21) Course level slide
Of the 23 student pilot group – the vast majority of applicants were female. Over 80%. Bucking the 10-15% of editors on Wikipedia normally.
They also tended to come from Undergraduate courses. 60%.
22) Course disciplines slide
Of the disciplines, History of Art and Physics backgrounds were well represented. Which I believe is owing to recent project work with these departments and a willingness of the School Secretary to alert interested student groups.
23) Topics slide
More interestingly, are the topics the students wanted to write about. Climate change, Covid-19, LGBT History, Black History, Women artists, Women in STEM. Marginalised groups, underrepresented topics, some of the biggest and most pressing challenges in the world today. This shows me that students recognise and are intrinsically motivated by the importance of addressing knowledge gaps and improving the world around them.
24) The final 11
The initial 23 reduced to 11 by Input 3 but this was to be expected and is in line with other Edinburgh Award programmes similarly asking students to undergo 50 hours plus in extracurricular volunteering. 19,000 words have so far been added to Wikipedia and over 300 references to pages viewed almost 900,000 times.
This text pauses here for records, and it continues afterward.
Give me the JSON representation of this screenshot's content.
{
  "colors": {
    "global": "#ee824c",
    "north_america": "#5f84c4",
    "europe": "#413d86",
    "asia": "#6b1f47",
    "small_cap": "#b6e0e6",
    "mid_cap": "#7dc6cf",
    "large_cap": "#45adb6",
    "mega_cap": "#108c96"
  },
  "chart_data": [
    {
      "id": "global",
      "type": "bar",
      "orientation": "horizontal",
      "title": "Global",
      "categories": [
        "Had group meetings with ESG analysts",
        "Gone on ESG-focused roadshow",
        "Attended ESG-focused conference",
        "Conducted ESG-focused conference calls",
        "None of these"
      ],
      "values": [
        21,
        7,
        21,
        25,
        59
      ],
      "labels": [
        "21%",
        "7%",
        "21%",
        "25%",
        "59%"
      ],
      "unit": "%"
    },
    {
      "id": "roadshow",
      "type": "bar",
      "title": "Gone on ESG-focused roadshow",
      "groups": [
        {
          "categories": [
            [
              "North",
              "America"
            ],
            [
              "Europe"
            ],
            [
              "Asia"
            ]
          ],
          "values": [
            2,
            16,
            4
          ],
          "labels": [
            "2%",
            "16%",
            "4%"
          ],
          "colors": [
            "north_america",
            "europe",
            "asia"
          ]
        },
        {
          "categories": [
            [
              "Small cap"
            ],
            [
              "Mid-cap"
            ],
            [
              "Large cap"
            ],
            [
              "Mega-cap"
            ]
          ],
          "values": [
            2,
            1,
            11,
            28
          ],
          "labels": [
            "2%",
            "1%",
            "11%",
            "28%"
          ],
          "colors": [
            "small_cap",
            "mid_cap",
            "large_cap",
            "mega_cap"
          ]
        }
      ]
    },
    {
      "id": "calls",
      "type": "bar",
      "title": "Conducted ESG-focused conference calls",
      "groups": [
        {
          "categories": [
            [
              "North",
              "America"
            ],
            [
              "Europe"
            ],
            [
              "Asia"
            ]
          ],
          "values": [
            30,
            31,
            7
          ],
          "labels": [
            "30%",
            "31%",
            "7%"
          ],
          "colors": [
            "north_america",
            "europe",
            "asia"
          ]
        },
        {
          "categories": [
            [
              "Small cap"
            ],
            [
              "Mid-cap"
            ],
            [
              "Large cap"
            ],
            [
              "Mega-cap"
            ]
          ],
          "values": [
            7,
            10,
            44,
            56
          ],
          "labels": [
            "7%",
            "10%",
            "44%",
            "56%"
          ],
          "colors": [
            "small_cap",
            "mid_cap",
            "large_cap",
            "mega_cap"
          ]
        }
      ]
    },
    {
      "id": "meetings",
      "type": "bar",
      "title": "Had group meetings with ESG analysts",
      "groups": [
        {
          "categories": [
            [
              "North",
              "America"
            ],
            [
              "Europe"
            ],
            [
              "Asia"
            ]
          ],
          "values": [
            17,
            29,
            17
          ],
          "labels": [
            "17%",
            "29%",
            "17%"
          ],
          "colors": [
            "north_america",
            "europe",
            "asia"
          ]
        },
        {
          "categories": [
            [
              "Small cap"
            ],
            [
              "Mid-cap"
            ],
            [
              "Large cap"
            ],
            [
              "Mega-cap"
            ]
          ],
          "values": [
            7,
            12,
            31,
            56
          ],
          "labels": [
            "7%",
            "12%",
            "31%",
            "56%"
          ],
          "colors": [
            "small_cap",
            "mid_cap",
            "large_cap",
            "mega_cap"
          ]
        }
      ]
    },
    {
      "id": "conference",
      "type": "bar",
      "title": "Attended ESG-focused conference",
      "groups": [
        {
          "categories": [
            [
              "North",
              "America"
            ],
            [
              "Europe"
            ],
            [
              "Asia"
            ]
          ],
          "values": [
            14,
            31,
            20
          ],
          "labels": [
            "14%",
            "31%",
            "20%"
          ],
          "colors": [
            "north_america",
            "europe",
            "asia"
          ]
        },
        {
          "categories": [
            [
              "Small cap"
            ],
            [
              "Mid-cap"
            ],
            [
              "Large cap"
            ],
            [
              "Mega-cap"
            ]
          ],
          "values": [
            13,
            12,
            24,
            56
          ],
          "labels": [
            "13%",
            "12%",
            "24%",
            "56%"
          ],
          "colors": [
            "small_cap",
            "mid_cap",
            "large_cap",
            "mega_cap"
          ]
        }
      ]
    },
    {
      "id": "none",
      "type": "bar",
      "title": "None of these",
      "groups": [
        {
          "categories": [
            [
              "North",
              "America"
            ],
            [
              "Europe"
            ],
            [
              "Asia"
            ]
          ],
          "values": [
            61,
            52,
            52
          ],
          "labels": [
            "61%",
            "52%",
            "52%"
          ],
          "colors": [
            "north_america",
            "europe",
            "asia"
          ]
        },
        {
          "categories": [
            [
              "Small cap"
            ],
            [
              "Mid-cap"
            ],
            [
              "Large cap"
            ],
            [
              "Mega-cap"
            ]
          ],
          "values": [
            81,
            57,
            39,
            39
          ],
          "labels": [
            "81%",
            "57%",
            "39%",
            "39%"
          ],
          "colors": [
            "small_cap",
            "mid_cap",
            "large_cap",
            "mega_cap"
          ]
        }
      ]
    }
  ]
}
This is only a pilot of course and I have much I have to reflect on myself.
25) Reflections
Like how best to support students to ascertain what is Wikipedia missing when that task is seemingly endless, how to structure student time and support without losing elements of personalisation, choice and flexible working that they like, how best to engender a sense of a self-sustaining community and collaboration between students and between the students and hive mind expertise across the university and beyond, also how best to quantify and quality assure what counts as a significant body of work and impact on Wikipedia.
26) Conclusion
I have much I have learnt myself from this trial run and it is not over yet. But when turning on the news seems to reflect the darkest of times of late, I have found faith that students find this work meaningful and relevant for their studies, for their employability and for their personal development as both empowered online citizens and card-carrying members of the human race.
Their willingness to communicate their scholarship openly for the good of all and to be the change they want to see has real and I hope profound potential which can be enhanced and greatly expanded in future iterations. Encouraging an army of student volunteers to be ambitious, reach out, learn, collaborate, to delve deep into the libraries and archives, devouring knowledge, synthesising it, finding the gaps and the people willing and able to help fill them. Everything connects after all, or it should. We can uncover hidden histories, build on prior learning, illuminate the darkness and lift each other up.
27) Final slide
So my question for you – how can Wikimedia best support you and wiki link with your work? Because that’s what this work is all about.